Fatima slid from his back. Her feet landed in a borderland between sand and snow, where the ground was frozen on top but warm underneath. She hurried down the face of the dune, her steps kicking up sheaves of fine sand until she was forced to slow down
and shield her face. The haze before her settled. The lake came into view, nestled in its bed of palm trees. It was not so much a lake, she realized, as a pool or a spring: some ancient race had enclosed it with a low wall of limestone that might once have been white but was now water stained and spackled with lichen. Fatima rushed toward it and pressed herself against the warm stone, searching the curvature of the wall, the thicket of flower-strewn thornbushes, the face of the rosy limestone hill that emerged abruptly from the desert just beyond the oasis.
Nothing stirred except a little current of air through the dry fronds of the trees. Fatima heard Vikram pad toward her and come to a stop, sniffing the air.
“There’s no one here,” she protested.
“Certainly there is,” he said. “We’re here.”
“But where is the king?”
“Where do you suppose? Look into the water.”
Fatima looked down. The surface of the spring was preternaturally calm. Peering into it, she saw only herself. None of the copper and silver mirrors in the Alhambra had reflected images so precisely. She found herself surprised by the sight of her decisive jaw, the skeptical curve of her brow. They belonged to someone older and more intent than she had been when she last saw herself; someone who had gone without food and could take a life if the need arose. But her features were interrupted by something that had not been there before: a thin seam cut diagonally across her face from forehead to chin, traversing her nose at its widest point, less a wound than a fracture, like cracked glass. She touched her face, startled.

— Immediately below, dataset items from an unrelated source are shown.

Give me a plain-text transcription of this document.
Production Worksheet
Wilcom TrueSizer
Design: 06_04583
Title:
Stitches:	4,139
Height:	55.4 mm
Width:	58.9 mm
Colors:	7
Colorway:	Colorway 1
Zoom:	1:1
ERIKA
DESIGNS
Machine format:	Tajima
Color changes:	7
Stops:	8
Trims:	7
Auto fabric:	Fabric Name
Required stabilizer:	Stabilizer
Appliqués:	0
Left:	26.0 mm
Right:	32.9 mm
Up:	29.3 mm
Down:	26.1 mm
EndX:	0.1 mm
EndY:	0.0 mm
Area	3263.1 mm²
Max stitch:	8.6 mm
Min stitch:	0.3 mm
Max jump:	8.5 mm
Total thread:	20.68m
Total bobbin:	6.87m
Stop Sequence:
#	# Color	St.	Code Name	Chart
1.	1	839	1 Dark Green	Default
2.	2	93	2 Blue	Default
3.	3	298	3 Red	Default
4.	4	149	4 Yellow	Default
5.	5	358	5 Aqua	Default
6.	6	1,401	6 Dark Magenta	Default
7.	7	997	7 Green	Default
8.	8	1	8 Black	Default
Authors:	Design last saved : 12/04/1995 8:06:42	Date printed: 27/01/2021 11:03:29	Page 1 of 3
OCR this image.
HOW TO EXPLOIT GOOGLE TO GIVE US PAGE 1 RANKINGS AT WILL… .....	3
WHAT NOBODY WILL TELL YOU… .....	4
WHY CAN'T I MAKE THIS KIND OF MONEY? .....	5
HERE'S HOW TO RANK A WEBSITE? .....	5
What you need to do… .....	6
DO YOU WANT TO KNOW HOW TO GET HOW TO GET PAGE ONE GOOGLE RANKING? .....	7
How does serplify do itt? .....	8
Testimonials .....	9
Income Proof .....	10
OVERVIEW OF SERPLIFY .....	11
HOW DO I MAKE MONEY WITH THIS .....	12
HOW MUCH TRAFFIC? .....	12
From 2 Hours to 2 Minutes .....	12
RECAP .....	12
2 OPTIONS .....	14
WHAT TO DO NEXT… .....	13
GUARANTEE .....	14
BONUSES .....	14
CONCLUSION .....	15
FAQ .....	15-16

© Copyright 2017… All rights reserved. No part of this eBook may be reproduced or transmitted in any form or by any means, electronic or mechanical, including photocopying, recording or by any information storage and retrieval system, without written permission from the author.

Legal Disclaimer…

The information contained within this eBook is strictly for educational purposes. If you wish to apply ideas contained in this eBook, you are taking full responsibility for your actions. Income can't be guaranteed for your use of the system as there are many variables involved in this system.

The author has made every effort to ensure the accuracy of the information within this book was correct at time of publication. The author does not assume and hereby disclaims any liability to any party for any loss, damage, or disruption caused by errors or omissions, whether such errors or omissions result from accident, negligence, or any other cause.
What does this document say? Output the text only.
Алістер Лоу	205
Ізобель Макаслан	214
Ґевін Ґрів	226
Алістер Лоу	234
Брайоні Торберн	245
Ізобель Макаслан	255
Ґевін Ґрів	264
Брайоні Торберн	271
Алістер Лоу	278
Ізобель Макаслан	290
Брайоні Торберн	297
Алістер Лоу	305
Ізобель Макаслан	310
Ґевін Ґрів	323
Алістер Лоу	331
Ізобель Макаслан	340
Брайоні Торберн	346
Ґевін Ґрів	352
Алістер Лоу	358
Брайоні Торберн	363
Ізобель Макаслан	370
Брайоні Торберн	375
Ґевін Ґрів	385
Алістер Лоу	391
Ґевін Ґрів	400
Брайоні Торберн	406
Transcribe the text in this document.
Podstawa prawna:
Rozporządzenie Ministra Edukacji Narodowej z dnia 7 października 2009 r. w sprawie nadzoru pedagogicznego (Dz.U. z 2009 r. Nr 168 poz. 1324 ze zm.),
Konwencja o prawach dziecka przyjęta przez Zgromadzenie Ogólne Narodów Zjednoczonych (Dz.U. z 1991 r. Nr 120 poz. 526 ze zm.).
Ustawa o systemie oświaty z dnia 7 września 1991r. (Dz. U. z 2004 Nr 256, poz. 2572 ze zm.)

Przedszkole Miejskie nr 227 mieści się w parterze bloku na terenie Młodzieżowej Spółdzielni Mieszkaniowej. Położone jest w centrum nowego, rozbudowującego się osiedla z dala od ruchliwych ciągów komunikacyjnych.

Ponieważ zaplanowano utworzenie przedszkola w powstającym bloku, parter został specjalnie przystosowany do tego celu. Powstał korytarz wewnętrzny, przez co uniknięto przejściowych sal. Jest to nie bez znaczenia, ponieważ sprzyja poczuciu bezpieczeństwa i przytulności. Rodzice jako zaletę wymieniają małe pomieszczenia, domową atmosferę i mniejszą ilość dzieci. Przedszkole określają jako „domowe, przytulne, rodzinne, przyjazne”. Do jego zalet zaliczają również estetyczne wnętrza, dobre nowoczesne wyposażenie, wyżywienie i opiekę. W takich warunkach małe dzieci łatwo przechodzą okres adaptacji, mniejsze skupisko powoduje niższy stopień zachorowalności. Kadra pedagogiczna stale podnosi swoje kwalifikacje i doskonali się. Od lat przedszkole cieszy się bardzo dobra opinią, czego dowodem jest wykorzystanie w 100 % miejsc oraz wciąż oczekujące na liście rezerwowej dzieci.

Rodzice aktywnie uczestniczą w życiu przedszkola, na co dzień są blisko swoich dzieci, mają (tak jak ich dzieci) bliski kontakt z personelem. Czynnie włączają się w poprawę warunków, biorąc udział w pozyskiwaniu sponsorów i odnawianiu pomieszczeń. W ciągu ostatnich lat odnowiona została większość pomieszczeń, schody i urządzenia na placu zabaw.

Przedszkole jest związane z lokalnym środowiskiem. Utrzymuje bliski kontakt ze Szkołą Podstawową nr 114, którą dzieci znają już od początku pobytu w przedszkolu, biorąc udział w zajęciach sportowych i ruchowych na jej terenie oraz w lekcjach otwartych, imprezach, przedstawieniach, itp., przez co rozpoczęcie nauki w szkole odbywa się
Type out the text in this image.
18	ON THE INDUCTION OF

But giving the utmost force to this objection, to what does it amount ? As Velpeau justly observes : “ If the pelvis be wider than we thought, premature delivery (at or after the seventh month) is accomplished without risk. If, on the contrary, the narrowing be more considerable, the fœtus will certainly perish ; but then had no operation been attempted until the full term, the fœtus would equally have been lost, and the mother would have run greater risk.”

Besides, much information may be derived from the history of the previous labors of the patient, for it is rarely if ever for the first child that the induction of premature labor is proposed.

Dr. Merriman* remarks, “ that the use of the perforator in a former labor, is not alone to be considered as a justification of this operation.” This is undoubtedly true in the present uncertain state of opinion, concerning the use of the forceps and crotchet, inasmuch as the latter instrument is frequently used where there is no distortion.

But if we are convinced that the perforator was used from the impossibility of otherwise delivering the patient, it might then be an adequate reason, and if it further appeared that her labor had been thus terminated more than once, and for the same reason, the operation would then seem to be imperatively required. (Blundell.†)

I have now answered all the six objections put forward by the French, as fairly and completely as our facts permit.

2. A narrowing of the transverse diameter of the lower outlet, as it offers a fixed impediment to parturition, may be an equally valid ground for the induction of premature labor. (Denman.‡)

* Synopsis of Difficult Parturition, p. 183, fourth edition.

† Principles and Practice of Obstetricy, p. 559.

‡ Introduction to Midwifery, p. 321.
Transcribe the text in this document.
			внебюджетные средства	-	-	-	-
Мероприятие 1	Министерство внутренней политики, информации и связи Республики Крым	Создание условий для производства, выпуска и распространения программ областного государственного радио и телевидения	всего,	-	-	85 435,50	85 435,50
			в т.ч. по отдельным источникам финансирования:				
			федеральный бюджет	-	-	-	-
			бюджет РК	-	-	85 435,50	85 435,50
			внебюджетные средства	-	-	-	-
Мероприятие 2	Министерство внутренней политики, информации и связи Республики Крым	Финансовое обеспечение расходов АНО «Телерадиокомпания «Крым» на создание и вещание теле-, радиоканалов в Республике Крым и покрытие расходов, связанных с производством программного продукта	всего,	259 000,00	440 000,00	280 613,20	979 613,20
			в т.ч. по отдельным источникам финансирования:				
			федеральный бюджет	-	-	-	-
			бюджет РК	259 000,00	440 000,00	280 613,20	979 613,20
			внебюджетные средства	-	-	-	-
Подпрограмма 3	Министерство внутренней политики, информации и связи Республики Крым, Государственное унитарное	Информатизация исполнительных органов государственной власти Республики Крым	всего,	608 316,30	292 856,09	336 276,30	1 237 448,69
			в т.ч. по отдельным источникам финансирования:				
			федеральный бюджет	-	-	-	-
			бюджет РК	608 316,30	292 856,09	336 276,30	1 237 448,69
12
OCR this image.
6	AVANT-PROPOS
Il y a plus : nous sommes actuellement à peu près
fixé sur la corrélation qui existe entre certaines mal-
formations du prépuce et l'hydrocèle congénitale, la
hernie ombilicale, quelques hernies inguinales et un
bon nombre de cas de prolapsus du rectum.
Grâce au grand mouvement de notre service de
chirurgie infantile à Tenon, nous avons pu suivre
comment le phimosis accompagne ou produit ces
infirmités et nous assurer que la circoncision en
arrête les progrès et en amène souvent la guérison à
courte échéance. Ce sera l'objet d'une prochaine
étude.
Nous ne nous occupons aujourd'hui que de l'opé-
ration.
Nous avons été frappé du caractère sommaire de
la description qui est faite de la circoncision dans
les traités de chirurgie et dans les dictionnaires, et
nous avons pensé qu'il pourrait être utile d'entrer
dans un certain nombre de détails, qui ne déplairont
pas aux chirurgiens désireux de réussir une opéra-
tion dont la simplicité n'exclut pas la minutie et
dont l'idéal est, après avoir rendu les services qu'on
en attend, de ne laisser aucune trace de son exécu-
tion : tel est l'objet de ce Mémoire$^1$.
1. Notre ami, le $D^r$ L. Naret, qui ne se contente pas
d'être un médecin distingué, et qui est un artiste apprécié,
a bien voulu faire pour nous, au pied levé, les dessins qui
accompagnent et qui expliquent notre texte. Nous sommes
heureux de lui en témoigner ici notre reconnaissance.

“I fixed what I could,” said Vikram, sounding almost apologetic. “You’re lucky you didn’t lose an eye. But the line will always be there, I’m afraid. Will you mind? You look as though you might mind.”
“I don’t mind,” said Fatima, running one finger along the seam. “I was only thinking that people have been telling me how beautiful I am for as long as I can remember,
and I’ve always hated them for it. But they were right. I am beautiful.”
Vikram threw his head back and laughed. The sound echoed off the chalky hill on the far side of the spring and bounced back again, doubling itself.
“Come along,” he said. “Let’s go back—it’s too hot in this part of the island.”
Fatima sat on the edge of the little wall and watched Vikram amble away.
“I want to see the Bird King,” she called after him, feeling something had gone wrong.
“You’ve been looking at the Bird King for the last five minutes,” said Vikram.
Fatima looked into the water again. Her own face stared back at her. All the moments that had come before, the things she had remembered and forgotten, arranged themselves into a straight line. She could look back along it to the yellow room in the palace where she had been born and see how they had each proceeded, one after the other, to the wild place in which she found herself, though she could not have imagined at the beginning where the end would be.
“I am the king of the birds,” she whispered to herself.
“Yes, you are,” came Vikram’s voice. “Get up, Fatima. Rise, oh King of the Birds.”
Chapter 20
Fatima took off her boots and left them by the lip of the spring, and walked back up the canted dunes in her bare feet.
“Why didn’t you tell me?” she asked.
Vikram was hunched over beside her, a dark blur above the sand containing eyes and teeth and little else she could identify. Yet there was nothing about him that frightened her anymore: she knew, in some real sense, what he was, and more than that, she knew what they were to each other.
“There was nothing to tell,” he said. “To find the Bird King, you needed to rid yourself of all the parts of you that were not the Bird King. I had nothing to do with it, and neither, for that matter, did anyone else. If you had made your choices differently, you might be in Morocco now, comforting a deposed sultan; or in Castile, crowning an empress; or in the Empty Quarter, sitting at my sister’s feet. You could have clung to hope. Instead, you chose something more radical.”